2. The ESFS and the ESM have announced they follow the same rule as the IMF. They used to charge a bigger risk premium, but now the discussion is only whether they should charge an extra premium between 0 or 0.50%. That was the only thing under debate, and the only relevant news. So again anyone with a calculator could have figured out that the ESFS rate would be between 5.5% and 6%.
3. Why then 3.25% in the IMF loan and 5.5% in the EU loan? Because the first depends on the IMF's cost of funds (the SDR rate) whereas the second depends on the EU's cost of funds. The first is 0.52% right now, and the second is about 2,8% right now (it was 2,89% in January). So , here is (approximately) your 2,25% gap.
4. Why are the costs of funds so different? The main reason is that the IMF rate is variable, the ESFS rate is fixed. Or, to be more concrete: go to the bank to get a mortgage and they will offer you a rate if you want a variable loan (LIBOR + "Spread"), and a different rate if you want a fixed-rate loan. The difference between the two can be pretty high, but the bank is (roughly) offering you the same deal in expected value. I'd have to go super-nerdy to explain why. (A second reason for the gap is the exchange rate risk: the IMF lends in a different currency than euros, but I think the more important is the fixed-variable difference.)

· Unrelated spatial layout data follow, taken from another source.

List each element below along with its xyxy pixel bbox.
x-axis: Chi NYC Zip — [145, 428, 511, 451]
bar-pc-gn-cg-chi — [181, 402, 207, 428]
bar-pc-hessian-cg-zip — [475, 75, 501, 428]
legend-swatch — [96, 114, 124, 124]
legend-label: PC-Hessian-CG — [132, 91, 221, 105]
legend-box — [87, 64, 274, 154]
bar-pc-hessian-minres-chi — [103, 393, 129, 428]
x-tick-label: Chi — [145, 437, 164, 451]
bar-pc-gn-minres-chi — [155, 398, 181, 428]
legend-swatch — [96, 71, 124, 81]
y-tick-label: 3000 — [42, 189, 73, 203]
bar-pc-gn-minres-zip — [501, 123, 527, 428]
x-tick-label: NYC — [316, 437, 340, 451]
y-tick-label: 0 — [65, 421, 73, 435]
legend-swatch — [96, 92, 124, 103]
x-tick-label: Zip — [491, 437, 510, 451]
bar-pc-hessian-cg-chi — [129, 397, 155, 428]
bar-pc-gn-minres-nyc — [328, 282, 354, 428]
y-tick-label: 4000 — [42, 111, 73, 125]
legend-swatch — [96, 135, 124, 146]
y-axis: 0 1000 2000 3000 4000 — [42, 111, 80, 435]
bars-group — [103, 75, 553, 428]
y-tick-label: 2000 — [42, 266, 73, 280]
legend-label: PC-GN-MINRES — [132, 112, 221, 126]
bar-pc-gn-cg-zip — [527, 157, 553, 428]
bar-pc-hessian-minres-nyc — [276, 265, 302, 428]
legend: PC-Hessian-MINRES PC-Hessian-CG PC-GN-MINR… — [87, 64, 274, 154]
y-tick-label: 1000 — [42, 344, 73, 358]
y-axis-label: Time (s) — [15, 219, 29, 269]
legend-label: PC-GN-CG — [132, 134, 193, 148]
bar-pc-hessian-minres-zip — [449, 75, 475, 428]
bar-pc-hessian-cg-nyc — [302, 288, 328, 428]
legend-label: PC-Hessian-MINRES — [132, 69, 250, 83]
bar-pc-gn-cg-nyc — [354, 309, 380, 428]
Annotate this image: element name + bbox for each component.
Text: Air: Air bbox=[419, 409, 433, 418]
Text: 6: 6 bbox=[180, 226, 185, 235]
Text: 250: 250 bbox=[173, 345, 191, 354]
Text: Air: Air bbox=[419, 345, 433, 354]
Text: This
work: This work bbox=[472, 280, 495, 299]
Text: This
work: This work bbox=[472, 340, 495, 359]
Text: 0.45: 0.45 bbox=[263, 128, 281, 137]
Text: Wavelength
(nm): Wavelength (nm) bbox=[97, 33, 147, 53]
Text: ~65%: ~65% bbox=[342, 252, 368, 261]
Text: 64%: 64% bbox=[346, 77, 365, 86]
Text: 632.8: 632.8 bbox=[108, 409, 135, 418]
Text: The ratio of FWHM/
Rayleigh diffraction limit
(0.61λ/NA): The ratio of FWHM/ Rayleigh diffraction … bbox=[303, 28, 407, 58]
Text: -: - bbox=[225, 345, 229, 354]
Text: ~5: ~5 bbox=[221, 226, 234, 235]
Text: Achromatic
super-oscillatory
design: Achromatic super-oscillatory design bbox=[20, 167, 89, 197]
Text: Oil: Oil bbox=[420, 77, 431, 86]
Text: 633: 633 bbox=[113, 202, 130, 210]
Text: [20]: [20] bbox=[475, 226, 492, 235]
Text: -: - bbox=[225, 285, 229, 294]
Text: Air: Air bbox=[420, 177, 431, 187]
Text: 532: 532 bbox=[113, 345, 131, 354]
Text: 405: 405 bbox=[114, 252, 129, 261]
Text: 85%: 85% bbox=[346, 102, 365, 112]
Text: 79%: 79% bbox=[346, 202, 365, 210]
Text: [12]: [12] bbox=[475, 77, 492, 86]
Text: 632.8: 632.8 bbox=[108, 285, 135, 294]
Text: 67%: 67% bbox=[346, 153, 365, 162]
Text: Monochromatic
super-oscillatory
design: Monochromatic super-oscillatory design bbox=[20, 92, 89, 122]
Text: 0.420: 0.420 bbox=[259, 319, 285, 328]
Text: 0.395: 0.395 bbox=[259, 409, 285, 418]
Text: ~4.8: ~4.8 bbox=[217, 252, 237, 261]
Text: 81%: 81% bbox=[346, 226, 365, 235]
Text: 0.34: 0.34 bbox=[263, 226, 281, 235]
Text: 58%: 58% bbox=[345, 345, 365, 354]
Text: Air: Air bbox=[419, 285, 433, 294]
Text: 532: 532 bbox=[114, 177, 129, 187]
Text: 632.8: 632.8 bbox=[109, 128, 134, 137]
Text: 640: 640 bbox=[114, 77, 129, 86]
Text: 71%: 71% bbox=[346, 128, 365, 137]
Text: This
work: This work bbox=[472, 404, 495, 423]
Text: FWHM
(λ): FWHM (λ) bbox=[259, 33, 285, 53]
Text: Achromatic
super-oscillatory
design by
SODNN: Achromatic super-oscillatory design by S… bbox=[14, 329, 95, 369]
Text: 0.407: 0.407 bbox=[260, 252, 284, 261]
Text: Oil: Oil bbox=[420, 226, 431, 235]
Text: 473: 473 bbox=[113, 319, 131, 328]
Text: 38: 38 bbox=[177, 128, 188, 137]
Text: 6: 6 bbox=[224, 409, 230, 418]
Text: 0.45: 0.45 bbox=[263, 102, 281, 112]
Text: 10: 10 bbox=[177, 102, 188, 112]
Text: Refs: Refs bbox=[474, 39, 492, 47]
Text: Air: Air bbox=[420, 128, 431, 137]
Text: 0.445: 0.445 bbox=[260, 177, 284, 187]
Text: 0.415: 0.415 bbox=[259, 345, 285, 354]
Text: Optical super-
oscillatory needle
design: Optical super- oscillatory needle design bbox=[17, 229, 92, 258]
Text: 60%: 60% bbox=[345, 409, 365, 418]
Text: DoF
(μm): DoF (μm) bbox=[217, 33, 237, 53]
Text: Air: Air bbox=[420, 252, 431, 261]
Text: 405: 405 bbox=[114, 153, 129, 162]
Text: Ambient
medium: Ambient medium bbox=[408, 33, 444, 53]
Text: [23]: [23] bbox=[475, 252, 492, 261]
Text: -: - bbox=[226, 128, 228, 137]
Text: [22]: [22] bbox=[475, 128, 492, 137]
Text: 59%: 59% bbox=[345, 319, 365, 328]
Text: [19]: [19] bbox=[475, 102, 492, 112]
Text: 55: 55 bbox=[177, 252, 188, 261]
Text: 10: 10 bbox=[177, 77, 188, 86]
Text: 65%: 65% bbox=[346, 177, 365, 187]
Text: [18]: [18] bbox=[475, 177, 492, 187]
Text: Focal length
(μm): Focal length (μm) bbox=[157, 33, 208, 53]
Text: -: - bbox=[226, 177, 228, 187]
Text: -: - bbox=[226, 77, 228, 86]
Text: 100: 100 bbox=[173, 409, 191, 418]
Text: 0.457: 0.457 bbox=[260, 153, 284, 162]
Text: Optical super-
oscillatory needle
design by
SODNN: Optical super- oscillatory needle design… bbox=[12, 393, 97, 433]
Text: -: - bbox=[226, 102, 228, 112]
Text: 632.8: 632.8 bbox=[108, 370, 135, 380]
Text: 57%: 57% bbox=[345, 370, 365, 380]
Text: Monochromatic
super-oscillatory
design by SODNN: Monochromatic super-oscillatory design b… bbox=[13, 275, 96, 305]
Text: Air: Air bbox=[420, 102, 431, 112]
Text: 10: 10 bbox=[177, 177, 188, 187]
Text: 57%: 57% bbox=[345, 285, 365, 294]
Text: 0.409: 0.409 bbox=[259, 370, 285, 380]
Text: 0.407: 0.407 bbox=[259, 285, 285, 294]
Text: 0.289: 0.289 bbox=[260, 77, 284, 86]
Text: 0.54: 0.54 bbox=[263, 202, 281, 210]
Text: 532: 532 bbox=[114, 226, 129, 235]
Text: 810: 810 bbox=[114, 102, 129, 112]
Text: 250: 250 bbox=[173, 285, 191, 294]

5. What is the relevant interest rate for debt sustainability calculations over the next 7 years? That is tricky. If you believe the market prices for the swap contracts associated with the differences in point 4, then the answer is that 5.5% is the right number.
6. To sum up, the IMF rate and the ESFS rates are different things, apples and oranges. Converting the two loans into the same thing, you get that (approximately) 3,25%=5,5%.
Update: This is a hard and specialized topic, and my guess is that most economists would likely be confused about it. So there is no shame in getting it wrong. A tribute to Rui Peres Jorge, a journalist for Jornal de Negocios, and one of the best economics reporters in Portugal for explaining it well.
Update 2 (Sunday, 5/15): I have edited my previous update to remove references to some articles that were confusing about these calculations. Some people seem to have interpreted those links as some kind of criticism, which could not be farther from my intention. I was only trying to illustrate that this is a really technical and specific (nerdy) topic, so even good economists could get confused about it. My guess is that the majority of even my distinguished colleagues at Columbia wouldn't have known how these interest rates are set. Also, I completely agree that the interest rate charged is too high and that we may be able to negotiate it down. I know it is election campaign time in Portugal, and people are getting into smear campaigns, personal attacks and ego clashes but, please, don't drag me into it.
Finally, Diario Economico asked me to publish a longer article (simpler and in Portuguese) explaining these interest rates: it will come out in tomorrow's (Monday) edition.